The biosynthetic pathway for vitamin C in animals was discovered many years ago and it was found that several groups of animals including humans, guinea pigs and teleost fish have lost the last enzyme in this pathway, preventing them from making their own vitamin C. Humans are therefore primarily reliant on plants as a source of vitamin C, although the route through which plants make vitamin C was discovered much more recently.
In 1998 Dr Glen Wheeler (now an MBA Senior Research Fellow) and Professor Nicholas Smirnoff at the University of Exeter identified that plants make vitamin C through an entirely different route to animals. This pathway became known as the D-mannose/L-galactose pathway or the Smirnoff-Wheeler pathway.
A special issue of the Journal of Experimental Botany has now been published to celebrate 25 years since the discovery of this pathway, highlighting the substantial progress that has been made in our understanding of vitamin C biosynthesis in plants. These studies have revealed the critical role that vitamin C plays in plant metabolism and have enabled biotechnological approaches to increase the vitamin C content of crop plants for improved stress resistance and nutritional content.
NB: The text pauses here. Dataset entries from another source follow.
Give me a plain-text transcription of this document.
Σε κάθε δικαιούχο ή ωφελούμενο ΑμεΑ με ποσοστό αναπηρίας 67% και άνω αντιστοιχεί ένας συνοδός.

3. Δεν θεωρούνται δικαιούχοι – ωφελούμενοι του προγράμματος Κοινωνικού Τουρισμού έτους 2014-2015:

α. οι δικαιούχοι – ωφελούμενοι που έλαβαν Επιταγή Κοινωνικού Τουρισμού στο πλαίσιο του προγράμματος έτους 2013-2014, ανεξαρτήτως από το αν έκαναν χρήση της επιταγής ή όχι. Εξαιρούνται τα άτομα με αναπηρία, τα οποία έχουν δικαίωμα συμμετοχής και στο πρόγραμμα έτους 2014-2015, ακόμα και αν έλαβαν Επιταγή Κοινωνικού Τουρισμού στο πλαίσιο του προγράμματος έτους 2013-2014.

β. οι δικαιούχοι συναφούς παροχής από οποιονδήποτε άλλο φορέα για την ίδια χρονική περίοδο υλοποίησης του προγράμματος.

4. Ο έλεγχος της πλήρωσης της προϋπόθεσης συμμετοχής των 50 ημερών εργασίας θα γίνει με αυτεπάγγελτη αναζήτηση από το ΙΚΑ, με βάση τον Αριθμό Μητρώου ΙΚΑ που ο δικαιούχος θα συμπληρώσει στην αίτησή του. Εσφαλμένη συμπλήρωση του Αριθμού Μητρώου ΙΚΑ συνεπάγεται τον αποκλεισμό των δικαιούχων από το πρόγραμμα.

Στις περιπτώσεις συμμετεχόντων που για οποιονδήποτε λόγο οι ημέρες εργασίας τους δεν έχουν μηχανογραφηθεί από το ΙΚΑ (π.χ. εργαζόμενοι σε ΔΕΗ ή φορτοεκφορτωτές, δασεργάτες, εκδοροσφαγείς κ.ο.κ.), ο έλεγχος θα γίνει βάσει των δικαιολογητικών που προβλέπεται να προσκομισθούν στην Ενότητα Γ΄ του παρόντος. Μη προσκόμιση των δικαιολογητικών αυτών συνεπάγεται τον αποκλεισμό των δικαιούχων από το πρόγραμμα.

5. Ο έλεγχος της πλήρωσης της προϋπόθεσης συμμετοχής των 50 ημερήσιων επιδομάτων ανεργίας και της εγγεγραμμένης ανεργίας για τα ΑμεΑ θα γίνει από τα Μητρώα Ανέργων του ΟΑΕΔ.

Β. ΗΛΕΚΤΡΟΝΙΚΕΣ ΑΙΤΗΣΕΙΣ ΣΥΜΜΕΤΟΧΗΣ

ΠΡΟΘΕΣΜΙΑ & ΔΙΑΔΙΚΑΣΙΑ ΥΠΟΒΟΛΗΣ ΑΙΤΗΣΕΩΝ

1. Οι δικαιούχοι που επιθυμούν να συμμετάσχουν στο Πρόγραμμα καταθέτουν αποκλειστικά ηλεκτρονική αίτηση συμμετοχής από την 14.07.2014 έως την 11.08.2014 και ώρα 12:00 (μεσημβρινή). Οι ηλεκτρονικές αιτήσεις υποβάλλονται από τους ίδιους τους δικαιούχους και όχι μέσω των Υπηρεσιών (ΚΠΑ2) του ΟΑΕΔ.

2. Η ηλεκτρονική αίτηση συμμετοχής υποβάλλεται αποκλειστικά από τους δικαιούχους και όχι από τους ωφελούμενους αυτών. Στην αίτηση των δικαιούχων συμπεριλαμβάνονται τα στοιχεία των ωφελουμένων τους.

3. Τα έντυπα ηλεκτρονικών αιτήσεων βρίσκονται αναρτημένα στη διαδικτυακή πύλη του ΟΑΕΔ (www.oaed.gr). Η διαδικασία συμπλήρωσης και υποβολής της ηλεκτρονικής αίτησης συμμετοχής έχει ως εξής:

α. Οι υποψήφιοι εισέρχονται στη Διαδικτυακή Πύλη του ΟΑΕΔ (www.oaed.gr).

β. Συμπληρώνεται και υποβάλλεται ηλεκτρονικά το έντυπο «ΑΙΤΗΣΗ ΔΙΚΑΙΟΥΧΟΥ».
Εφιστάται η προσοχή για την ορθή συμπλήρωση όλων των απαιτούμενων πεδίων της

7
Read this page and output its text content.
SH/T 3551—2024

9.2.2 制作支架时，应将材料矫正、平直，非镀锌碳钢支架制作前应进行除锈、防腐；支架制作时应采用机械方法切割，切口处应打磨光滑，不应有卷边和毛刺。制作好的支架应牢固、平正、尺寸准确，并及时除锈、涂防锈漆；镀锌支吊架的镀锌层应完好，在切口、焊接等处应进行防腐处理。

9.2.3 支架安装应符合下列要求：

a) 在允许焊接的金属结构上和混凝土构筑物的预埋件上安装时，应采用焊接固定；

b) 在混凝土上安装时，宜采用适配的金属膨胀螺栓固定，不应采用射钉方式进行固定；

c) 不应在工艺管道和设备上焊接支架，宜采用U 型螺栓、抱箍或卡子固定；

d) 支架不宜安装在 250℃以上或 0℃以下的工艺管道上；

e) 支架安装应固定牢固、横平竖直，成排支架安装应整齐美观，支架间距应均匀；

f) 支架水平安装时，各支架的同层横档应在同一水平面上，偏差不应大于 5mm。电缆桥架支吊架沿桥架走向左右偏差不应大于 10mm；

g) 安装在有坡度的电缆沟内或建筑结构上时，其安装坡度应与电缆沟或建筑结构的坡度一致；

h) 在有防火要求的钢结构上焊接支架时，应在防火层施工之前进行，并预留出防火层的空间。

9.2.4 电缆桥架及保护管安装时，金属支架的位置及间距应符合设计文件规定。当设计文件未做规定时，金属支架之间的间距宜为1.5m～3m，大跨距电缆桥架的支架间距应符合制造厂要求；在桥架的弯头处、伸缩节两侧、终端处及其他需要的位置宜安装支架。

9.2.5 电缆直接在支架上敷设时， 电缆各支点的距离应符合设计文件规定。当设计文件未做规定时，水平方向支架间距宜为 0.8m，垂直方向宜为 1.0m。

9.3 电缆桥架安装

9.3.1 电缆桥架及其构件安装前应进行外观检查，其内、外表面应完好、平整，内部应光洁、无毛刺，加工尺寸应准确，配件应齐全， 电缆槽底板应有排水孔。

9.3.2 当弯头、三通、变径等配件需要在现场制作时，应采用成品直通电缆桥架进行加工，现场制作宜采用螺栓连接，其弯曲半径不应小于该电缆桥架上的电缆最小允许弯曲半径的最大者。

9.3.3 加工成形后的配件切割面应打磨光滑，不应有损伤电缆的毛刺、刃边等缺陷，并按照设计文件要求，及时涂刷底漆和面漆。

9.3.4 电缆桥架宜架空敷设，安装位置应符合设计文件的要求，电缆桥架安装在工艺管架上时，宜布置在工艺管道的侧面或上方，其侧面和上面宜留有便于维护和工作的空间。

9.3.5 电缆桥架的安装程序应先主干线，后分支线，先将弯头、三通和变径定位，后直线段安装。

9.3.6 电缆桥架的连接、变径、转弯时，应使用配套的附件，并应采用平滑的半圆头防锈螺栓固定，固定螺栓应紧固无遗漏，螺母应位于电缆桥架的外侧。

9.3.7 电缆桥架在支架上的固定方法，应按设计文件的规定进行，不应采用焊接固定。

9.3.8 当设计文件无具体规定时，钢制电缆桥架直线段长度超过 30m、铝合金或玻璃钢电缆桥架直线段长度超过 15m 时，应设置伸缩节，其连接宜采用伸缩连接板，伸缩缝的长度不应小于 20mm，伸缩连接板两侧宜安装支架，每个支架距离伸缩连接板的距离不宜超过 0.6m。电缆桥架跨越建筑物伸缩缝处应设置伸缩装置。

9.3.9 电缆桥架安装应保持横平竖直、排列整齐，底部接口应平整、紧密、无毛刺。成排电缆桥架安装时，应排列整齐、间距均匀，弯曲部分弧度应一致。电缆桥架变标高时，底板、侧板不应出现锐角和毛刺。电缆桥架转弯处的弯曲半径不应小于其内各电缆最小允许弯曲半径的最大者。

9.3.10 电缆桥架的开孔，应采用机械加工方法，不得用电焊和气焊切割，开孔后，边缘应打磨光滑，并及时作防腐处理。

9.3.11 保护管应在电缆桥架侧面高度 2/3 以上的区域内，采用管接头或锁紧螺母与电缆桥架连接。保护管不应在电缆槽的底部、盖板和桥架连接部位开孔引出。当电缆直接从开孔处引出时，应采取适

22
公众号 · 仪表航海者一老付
Subsequent research has also shed light on the evolution of vitamin C biosynthesis, indicating that green and red seaweeds use a similar pathway to plants, but many other marine algae use a third pathway that combines the animal pathway with the last enzyme in the plant pathway.
A Darwin Review has been published within the special issue summarising these findings (Smirnoff and Wheeler, J Exp Bot, 2024). Whilst huge progress has been made in understanding how vitamin C is synthesised by plants and algae, it is clear that much remains to be learnt about the different cellular roles of this enigmatic metabolite.